Service deployments are accessible via HTTP from within the cluster - they are not exposed to the public internet, unless you have installed an ingress controller in your cluster. The simplest way to test a service from your local machine, is by using a local proxy server to enable access to your cluster. This can be achieved by issuing the following command,

$ kubectl proxy

Then in a new shell, you can use the curl tool to test the service. For example,

$ curl http://localhost:8001/api/v1/namespaces/ml-pipeline/services/bodywork-pipeline--serve-moel/proxy/iris/v1/score \
    --request POST \
    --header "Content-Type: application/json" \
    --data '{"sepal_length": 5.1, "sepal_width": 3.5, "petal_length": 1.4, "petal_width": 0.2}'

Should return,

{
    "species_prediction":"setosa",
    "probabilities":"setosa=1.0|versicolor=0.0|virginica=0.0",
    "model_info": "DecisionTreeClassifier(class_weight='balanced', random_state=42)"
}

According to how the payload has been defined in the pipeline/serve_model.py module.
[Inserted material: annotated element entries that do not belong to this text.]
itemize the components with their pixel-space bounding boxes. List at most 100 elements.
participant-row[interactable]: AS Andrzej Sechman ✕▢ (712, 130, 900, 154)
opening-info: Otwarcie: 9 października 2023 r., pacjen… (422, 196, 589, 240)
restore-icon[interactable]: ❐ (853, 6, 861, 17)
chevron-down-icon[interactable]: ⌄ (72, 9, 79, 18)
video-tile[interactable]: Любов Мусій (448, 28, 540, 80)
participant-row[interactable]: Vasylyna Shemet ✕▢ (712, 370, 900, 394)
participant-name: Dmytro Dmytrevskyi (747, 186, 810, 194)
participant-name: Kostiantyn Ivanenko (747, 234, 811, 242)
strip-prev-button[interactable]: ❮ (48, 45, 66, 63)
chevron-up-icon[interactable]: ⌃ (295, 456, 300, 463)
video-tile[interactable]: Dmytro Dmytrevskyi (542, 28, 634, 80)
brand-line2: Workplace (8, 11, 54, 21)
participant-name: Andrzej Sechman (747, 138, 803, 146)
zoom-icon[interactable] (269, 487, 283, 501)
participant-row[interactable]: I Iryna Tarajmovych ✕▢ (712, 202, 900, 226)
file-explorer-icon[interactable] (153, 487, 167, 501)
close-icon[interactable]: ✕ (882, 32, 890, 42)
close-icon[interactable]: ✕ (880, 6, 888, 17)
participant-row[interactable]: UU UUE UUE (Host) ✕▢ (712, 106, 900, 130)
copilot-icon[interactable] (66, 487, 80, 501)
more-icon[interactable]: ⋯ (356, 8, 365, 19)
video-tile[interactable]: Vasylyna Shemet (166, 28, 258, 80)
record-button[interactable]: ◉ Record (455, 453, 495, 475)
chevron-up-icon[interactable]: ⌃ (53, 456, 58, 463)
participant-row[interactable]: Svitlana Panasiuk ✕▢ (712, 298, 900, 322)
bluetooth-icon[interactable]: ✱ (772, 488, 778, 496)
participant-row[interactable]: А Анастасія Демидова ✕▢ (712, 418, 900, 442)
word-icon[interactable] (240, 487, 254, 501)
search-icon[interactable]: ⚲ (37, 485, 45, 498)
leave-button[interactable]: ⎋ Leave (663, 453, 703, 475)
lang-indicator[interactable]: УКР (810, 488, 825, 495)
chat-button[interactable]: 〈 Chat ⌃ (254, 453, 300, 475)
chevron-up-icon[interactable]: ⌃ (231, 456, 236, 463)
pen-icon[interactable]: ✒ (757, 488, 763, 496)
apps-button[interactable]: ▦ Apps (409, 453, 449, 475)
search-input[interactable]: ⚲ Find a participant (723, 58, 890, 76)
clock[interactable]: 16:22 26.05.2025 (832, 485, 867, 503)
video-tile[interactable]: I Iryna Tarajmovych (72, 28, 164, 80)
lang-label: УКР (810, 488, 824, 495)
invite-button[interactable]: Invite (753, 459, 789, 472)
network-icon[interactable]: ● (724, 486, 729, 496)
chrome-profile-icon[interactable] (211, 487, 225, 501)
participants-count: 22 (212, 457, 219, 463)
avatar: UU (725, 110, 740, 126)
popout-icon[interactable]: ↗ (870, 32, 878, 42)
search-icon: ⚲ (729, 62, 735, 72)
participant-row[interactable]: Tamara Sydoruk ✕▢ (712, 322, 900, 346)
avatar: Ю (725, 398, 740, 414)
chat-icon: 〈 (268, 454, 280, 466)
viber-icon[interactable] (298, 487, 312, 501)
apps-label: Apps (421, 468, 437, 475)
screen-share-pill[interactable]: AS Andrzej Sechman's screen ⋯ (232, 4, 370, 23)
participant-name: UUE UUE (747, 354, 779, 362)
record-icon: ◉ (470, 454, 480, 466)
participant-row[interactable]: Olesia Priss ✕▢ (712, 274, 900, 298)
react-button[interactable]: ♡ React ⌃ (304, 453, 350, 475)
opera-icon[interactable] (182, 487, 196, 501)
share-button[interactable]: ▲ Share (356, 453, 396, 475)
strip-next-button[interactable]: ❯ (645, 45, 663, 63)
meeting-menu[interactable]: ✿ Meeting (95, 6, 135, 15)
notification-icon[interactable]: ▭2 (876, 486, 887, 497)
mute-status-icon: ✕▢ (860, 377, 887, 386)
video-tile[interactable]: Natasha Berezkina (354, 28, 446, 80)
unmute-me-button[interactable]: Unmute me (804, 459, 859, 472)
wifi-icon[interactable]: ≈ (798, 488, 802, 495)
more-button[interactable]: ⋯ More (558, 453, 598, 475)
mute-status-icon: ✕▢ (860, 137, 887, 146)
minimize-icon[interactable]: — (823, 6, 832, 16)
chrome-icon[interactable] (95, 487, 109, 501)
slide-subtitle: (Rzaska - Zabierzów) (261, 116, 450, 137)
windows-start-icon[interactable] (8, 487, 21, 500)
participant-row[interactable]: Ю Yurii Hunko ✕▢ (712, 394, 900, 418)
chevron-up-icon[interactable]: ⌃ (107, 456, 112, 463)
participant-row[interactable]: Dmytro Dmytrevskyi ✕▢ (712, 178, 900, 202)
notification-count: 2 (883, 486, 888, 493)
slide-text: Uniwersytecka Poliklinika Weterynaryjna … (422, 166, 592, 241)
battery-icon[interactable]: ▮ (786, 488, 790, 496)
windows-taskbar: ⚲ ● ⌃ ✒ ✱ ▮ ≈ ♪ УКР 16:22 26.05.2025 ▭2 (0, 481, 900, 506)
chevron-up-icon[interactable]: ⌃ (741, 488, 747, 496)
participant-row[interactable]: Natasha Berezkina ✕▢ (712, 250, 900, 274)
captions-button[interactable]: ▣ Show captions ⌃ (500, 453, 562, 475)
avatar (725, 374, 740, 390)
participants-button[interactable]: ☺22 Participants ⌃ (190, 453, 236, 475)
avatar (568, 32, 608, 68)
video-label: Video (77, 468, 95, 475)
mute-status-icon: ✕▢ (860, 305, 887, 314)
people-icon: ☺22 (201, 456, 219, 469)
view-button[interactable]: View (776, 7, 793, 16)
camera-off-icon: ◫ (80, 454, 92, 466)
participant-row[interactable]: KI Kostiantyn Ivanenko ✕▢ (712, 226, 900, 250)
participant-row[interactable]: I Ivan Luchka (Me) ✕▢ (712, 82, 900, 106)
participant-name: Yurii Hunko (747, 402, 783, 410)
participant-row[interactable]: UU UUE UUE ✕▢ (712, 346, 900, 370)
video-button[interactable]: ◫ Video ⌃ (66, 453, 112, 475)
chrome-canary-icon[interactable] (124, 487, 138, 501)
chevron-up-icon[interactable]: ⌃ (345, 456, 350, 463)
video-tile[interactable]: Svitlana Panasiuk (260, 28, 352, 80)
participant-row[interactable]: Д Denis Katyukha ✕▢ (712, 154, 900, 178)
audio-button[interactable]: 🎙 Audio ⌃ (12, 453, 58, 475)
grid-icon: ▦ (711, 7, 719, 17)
If an ingress controller is operational in your cluster, then the service can be tested via the public internet using,

$ curl http://YOUR_CLUSTERS_EXTERNAL_IP/ml-pipeline/bodywork-pipeline--serve-model/iris/v1/score \
    --request POST \
    --header "Content-Type: application/json" \
    --data '{"sepal_length": 5.1, "sepal_width": 3.5, "petal_length": 1.4, "petal_width": 0.2}'

See here for instruction on how to retrieve YOUR_CLUSTERS_EXTERNAL_IP.
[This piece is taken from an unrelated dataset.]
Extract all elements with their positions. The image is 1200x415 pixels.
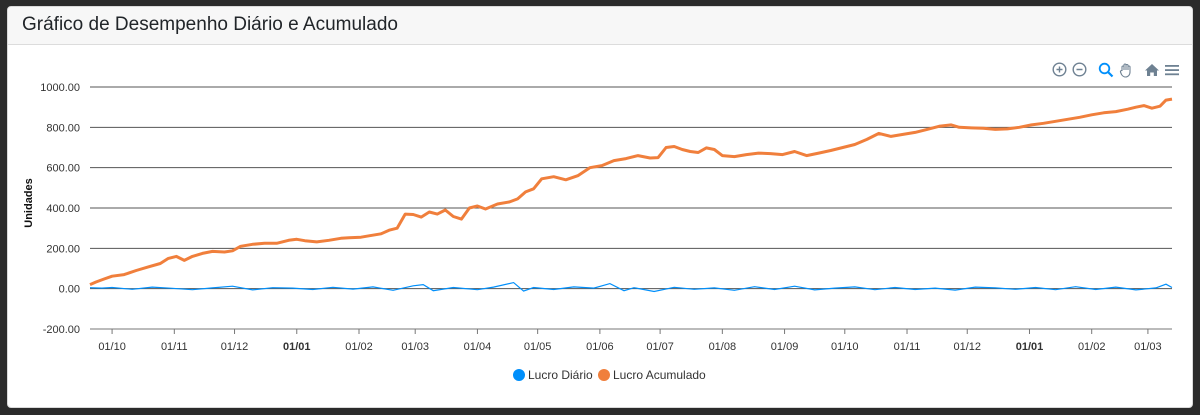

Running the ML Pipeline on a Schedule

If you're happy with the test results, you can schedule the workflow-controller to operate remotely on the cluster on a pre-defined schedule. For example, to setup the the workflow to run every hour, use the following command,

$ bodywork cronjob create \
    --namespace=ml-pipeline \
    --name=train-and-deploy \
    --schedule="0 * * * *" \
    --git-repo-url=https://github.com/bodywork-ml/bodywork-pipeline-with-cicd \
    --git-repo-branch=master

Each scheduled workflow will attempt to re-run the batch-job, as defined by the state of this repository's master branch at the time of execution.
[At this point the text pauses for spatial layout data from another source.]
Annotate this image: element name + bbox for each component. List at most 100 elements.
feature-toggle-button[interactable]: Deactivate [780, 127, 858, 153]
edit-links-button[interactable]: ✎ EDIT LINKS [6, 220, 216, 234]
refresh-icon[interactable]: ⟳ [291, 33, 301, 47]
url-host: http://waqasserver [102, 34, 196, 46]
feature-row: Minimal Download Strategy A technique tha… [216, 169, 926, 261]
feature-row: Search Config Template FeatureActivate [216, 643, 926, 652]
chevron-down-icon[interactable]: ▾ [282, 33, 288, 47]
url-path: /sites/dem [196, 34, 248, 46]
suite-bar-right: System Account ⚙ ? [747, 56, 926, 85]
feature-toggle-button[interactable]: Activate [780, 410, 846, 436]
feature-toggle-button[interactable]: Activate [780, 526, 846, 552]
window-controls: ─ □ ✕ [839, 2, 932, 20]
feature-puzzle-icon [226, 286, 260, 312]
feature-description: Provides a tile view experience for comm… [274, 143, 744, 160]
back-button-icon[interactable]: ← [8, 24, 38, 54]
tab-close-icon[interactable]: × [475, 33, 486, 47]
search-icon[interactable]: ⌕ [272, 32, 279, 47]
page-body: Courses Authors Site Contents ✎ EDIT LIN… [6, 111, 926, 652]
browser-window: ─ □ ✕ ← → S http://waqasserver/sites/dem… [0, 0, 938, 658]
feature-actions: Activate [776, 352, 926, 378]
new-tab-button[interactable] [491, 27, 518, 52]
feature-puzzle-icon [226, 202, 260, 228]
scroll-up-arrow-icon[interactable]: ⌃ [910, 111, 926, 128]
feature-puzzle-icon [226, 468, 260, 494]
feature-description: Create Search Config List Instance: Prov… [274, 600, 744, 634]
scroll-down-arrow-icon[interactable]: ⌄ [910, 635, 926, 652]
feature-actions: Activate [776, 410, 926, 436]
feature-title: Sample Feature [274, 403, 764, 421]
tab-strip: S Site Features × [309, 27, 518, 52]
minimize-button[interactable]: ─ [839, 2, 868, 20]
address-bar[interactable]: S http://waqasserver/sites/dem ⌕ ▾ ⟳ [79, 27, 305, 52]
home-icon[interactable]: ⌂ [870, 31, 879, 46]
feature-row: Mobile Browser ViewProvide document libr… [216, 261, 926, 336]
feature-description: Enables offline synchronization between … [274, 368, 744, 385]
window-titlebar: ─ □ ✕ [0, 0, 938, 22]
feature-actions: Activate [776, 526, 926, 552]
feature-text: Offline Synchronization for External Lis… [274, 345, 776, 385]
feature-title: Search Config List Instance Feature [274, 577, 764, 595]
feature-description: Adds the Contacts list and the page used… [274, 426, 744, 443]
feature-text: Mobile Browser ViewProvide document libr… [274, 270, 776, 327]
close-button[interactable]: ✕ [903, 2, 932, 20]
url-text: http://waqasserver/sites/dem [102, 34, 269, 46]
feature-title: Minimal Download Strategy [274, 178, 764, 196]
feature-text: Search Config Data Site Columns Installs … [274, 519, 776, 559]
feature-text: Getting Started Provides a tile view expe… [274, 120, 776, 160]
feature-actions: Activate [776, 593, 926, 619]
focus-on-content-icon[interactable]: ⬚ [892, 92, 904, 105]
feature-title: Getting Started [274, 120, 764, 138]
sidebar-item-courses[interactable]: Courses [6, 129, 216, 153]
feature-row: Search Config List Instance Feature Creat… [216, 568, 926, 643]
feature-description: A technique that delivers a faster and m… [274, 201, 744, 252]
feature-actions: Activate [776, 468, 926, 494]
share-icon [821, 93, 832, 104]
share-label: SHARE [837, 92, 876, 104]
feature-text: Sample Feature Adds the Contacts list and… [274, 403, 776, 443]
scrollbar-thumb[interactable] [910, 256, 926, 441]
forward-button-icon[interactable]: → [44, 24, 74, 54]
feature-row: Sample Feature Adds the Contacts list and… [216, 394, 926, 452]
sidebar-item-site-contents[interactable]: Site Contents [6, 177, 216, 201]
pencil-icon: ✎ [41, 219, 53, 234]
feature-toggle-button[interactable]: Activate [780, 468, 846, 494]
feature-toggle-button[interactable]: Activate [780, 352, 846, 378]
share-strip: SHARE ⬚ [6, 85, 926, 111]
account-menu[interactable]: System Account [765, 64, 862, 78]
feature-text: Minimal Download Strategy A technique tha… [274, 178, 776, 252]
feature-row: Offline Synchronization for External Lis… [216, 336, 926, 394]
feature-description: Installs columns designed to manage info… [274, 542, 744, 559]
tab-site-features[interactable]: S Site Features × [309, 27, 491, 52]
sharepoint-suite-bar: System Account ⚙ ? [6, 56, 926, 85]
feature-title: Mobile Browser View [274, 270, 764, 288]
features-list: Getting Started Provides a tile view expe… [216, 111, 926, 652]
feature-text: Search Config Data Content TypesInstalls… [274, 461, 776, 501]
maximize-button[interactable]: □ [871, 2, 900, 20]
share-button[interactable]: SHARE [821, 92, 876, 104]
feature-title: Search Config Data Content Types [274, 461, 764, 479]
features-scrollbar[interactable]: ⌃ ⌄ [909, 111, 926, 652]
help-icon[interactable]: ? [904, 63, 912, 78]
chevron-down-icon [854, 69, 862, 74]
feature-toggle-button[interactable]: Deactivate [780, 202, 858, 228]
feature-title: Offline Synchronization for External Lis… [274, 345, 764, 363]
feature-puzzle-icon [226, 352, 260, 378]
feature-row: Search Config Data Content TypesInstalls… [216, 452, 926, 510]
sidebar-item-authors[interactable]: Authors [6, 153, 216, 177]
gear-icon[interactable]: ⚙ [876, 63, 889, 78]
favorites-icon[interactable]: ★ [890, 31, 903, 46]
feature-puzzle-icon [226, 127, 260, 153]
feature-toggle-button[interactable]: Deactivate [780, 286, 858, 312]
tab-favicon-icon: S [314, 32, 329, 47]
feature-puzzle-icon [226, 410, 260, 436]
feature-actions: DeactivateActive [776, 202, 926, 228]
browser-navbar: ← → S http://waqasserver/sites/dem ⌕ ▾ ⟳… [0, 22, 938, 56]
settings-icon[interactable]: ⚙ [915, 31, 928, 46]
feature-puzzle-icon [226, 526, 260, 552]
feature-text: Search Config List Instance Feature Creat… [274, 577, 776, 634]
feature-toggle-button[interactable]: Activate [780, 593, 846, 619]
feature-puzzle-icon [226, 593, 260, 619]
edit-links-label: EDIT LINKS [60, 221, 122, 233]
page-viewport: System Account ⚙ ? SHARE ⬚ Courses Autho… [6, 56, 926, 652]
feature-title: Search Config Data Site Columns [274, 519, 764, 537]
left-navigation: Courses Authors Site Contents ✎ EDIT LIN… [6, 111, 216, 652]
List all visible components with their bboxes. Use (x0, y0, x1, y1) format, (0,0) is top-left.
To get the execution history for all train-and-deploy jobs use,

$ bodywork cronjob history \
    --namespace=ml-pipeline \
    --name=train-and-deploy

Which should return output along the lines of,

JOB_NAME                                START_TIME                    COMPLETION_TIME               ACTIVE      SUCCEEDED       FAILED
train-and-deploy-1605214260             2020-11-12 20:51:04+00:00     2020-11-12 20:52:34+00:00     0           1               0

Then to stream the logs from any given cronjob run (e.g. to debug and/or monitor for errors), use,

$ bodywork cronjob logs \
    --namespace=ml-pipeline \
    --name=train-and-deploy-1605214260

Cleaning Up

To clean-up the deployment in its entirety, delete the namespace using kubectl - e.g. by running,

$ kubectl delete ns ml-pipeline

Make this Project Your Own

This repository is a GitHub template repository that can be automatically copied into your own GitHub account by clicking the Use this template button above.

After you've cloned the template project, use official Bodywork documentation to help modify the project to meet your own requirements.